If you can live with having two sails, one per hull, there is a lot to be said for that arrangement -- not the least of which being that you could find two 9 meter windsurfer rigs for next to nothing, if you uncover the right garage somewhere. (Actually the right two garages -- most well equipped windsurfers have several rigs, but not two identical rigs.) A hull makes a relatively efficient location for a cantilevered rig.

Another of "Ken's weird boats" had a canted rig. It was a tiny proa. An imaginary line normal to the sail and projected through the sail's center of effort went through the centerboard's center of effort, so there was no heeling couple. That meant that the boat did not heel at all... stead winds, gusts, etc all resulted in a flat boat.
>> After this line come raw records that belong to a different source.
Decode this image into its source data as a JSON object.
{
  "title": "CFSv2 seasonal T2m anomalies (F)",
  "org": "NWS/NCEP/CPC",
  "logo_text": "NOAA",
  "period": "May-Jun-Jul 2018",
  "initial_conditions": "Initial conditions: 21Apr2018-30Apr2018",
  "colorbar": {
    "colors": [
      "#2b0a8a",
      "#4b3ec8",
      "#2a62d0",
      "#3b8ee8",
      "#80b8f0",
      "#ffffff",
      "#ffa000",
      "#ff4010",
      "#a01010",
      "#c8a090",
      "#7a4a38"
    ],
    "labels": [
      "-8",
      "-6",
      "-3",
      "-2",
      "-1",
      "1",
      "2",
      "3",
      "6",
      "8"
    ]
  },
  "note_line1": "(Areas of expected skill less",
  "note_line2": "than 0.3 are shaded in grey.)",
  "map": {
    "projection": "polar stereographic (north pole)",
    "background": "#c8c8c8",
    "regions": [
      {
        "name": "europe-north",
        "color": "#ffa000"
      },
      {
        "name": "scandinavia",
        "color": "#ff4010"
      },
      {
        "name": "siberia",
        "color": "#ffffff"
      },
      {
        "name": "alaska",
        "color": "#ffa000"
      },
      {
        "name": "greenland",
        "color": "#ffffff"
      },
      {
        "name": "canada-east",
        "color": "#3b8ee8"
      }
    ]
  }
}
A little odd, and shunting was required instead of tacking and gybing... but all in all a pretty neat little boat. (Not an original idea on my part: there have been many others of the type, some vying for the outright sailing speed record a while back.)

But to reiterate: cool design! I wish you success. Ketch (or yawl) rig is a good idea and I (personally) would not be overly concerned with things like slot effect (which doesn't happen in a meaningfully beneficial sense in sail rigs) or interference effects either... which, if you are just reasonably careful, can be largely avoided. An "Aero Rig" is a possibility too, although the cantilever loads can mean a heavier structure than you might want at the base of the mast. Sailplane aspect ratios are typically 30:1 or higher, so much of the esoterica of aerodynamics is of little concern when considering realistic sailing rigs. The 3:1 ratio you mention is fine, although it wouldn't hurt to try for a little bigger number there (via square top rig, fully battened rigs, etc.)

If you have not already built a boat, you will (I hope) find the process itself (and especially designing your own boat) very gratifying. (It reminds me of learning to fly. I've said many times that the process of learning is justification alone -- that one can then fly places is icing on the cake.)